Tuesday, May 18, 2010

Permacultural Meanderings #2

February 20 - 21, 2010 PDC - Philosophy and Design

I approached the first two days of the PDC with trepidation: it sounded very academic and formal, and it is a very, very long time since I last did any formal study (like 37 years since I finished a basic social sciences degree majoring in psychology - hardly relevant!)

By the end of the two days at Waimarie Community House, Hamilton, I was utterly exhausted, as high as a kite, and couldn't get to sleep as my brain was buzzing so much! Jo Pearsall and Brian Innes were not just informative and inspiring, they also made learning seem very easy and wonderfully enjoyable.
Jo Pearsall

Brian on left (obviously!)

The ethics and principles of permaculture were introduced and discussed, with group exercises to reinforce the ideas.

We got out into the community garden (originally designed and set up by the Hamilton Permaculture Trust) for part of the design module.


and for lunch:

We even had demonstration of scything - I so want to get a scythe and learn to use it.

Sunday, May 16, 2010

Permacultural Meanderings #1

We've been living out on our land at Kauroa for ten years now, but I became interested in permaculture a couple of years before that. After a talk about it at the Meteor during an eco-festival, a number of us signed a piece of paper with our names and contact details, and for once, something actually came of it! A few enthusiasts organised field trips here and there to permaculture properties, adobe brick building sites, the Taitua Arboretum which, at that stage, was still owned by John and Bunny Mortimer, and many other inspiring places.

However, we moved west of Hamilton, first renting, then onto Secret Waters at Kauroa, and the Hamilton people formed the Hamilton Permaculture Trust and became involved in establishing community gardens, and then the Sustainable Backyard at the Hamilton Gardens, and our involvement gradually dropped away as we spent our weekends building our garage, our house (still incomplete today) and working our land.
I got Bill Mollison's permaculture books out of the library, but not having an academic bent, found them difficult to read - in fact I spent more time sleeping on the books than reading them. I would hear about Permaculture Design Certificate courses and wished I could attend one, but they were always 12 - 14 day intensive live-in courses and quite apart from the fact that I was homeschooling my sons, I just couldn't even begin to think of being away from home and family for that long.
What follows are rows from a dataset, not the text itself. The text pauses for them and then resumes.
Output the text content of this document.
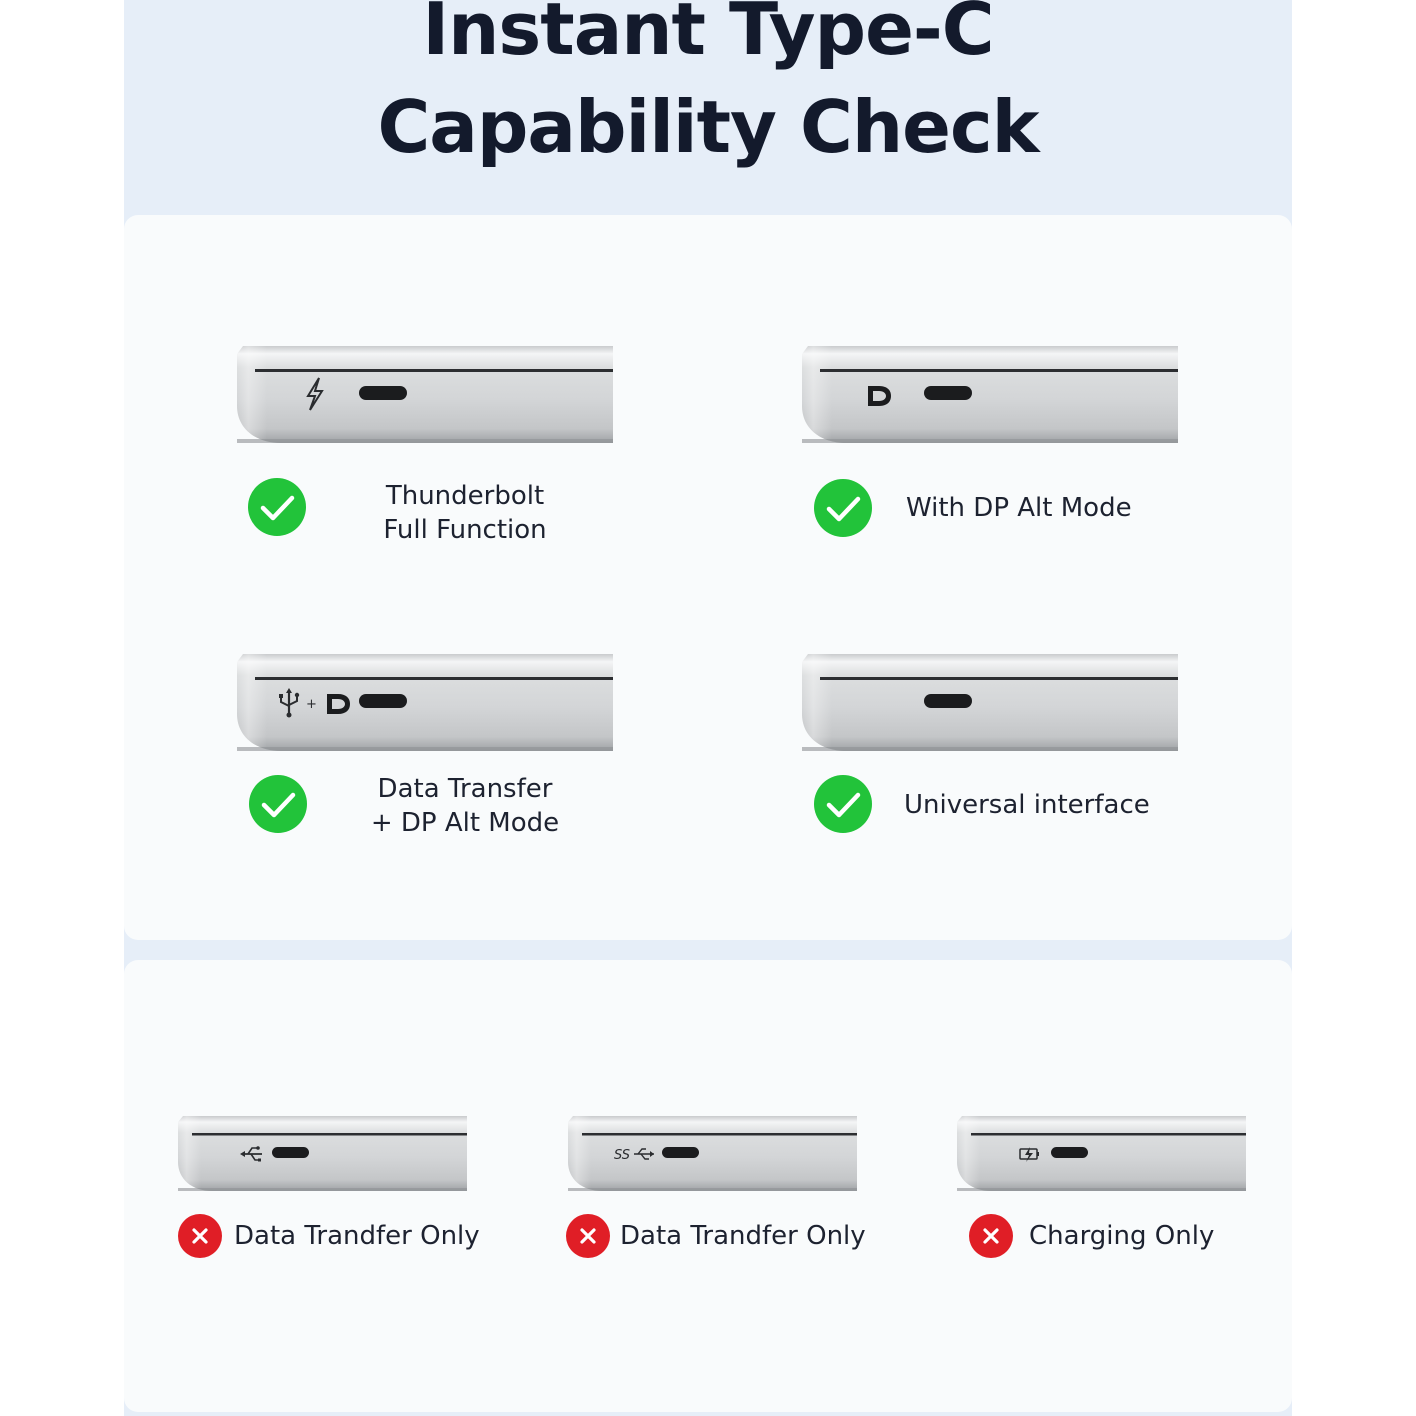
Instant Type-C
Capability Check
Thunderbolt
Full Function
With DP Alt Mode
+
Data Transfer
+ DP Alt Mode
Universal interface
Data Trandfer Only
SS
Data Trandfer Only	Charging Only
Nor did I think I could cope with such intensive learning. So I drifted along, reading bits and pieces, trying to take permaculture ideas into account when we worked on our land, but not having a design or real plan.

Now I have been made redundant from my work as an unschooling mother, and wanted to work more on our land. My first step was to work our vegetable garden more, to learn more about growing food. next, I did a night class on beekeeping with a woman who turned out to be a long lost friend. Marcia inspired me and gave me the confidence to actually go out and get a hive and a swarm.
Then I heard that the Hamilton Permaculture Trust was going run a PDC on a modular basis in 2010 - a couple of days a month sounded a lot less tiring and a lot more convenient, especially as a number of the modules were to held in the Raglan area. I enrolled as soon as I had ascertained that none of the modules fell on WOMAD weekend - I wouldn't miss that for anything! I'm half way through now - should have started writing about it sooner, but decided I wanted to record this journey anyway, and this seems as good a place as any!

Tuesday, May 11, 2010

Autumn



I have a whole bunch of unfinished blogs that I don't think will ever be completed - they have shrivelled up and turned brown with the onset of autumn and the start of winter. But just as this spider has used the dead wild carrot flower, so those ideas may yet be used elsewhere: I hereby release those seeds to the universe, some to rot to nothing, some to find a tiny crack of earth in which to sprout and grow.